The challenges were an artfully juggled combination of deduction, observation, and narrative, all extensively researched and thematically appropriate. But the highest compliment I can give to the amount of care that went into this room is that the total time for the experience includes the standard 60 minutes for an escape room and an additional 30 for performance; the acting and theatrical elements literally only add to the game instead of subtracting from it. The blending of the disciplines respects us both as an audience and as game-players.
Normally I’m a real stickler for things like victory photos with props provided to celebrate (or console) and while I do miss not having one for this magnificent room, stopping to have taken one would have shattered the perfectly immersive evening. Besides, the keepsake tarot card we earned has found a special place at my Partly Wicked desk.

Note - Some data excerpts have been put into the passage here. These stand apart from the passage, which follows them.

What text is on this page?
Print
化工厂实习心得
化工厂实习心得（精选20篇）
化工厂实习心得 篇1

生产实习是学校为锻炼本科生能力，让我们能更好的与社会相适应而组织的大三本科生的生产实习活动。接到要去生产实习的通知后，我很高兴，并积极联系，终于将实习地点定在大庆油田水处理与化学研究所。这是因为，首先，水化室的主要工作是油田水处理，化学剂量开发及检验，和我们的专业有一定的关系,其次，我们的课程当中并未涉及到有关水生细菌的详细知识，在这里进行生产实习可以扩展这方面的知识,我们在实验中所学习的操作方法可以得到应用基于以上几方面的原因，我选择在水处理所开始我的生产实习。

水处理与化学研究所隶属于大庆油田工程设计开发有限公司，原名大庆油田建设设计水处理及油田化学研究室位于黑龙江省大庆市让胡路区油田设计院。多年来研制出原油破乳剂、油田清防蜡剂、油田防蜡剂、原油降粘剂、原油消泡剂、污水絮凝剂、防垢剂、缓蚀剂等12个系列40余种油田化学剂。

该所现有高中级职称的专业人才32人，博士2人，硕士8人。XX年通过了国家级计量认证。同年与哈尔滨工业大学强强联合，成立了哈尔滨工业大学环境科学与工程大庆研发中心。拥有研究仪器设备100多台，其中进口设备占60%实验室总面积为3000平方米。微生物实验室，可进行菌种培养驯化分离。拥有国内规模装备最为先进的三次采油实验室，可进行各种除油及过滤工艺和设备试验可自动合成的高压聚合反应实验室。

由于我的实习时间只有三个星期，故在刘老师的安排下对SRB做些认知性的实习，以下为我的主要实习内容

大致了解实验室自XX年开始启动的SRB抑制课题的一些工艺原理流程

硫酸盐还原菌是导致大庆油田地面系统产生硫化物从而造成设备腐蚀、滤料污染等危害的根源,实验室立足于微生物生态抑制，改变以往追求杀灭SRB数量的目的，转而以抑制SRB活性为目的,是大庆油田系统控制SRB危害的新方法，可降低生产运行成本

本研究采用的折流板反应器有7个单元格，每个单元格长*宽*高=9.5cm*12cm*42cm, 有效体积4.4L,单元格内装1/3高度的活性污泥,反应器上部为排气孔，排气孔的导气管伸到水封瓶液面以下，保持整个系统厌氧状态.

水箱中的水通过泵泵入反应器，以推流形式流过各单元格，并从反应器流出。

From beginning to end, The Man from Beyond is a luxury escape performance fit for royalty, earning it the signature color of Purple. See & play it now before word of this hidden gem of Houston spreads and they become booked solid for months in advance. ”
I, for one, plan on not only visiting Madame Daphne’s salon again the next time I’m in town but also anxiously await Strange Bird’s next production.
In Fantasia Veritas”
Note: This performance of The Man from Beyond had been scheduled especially for Partly Wicked; while this does not impact our review the special accommodation of our schedule is appreciated.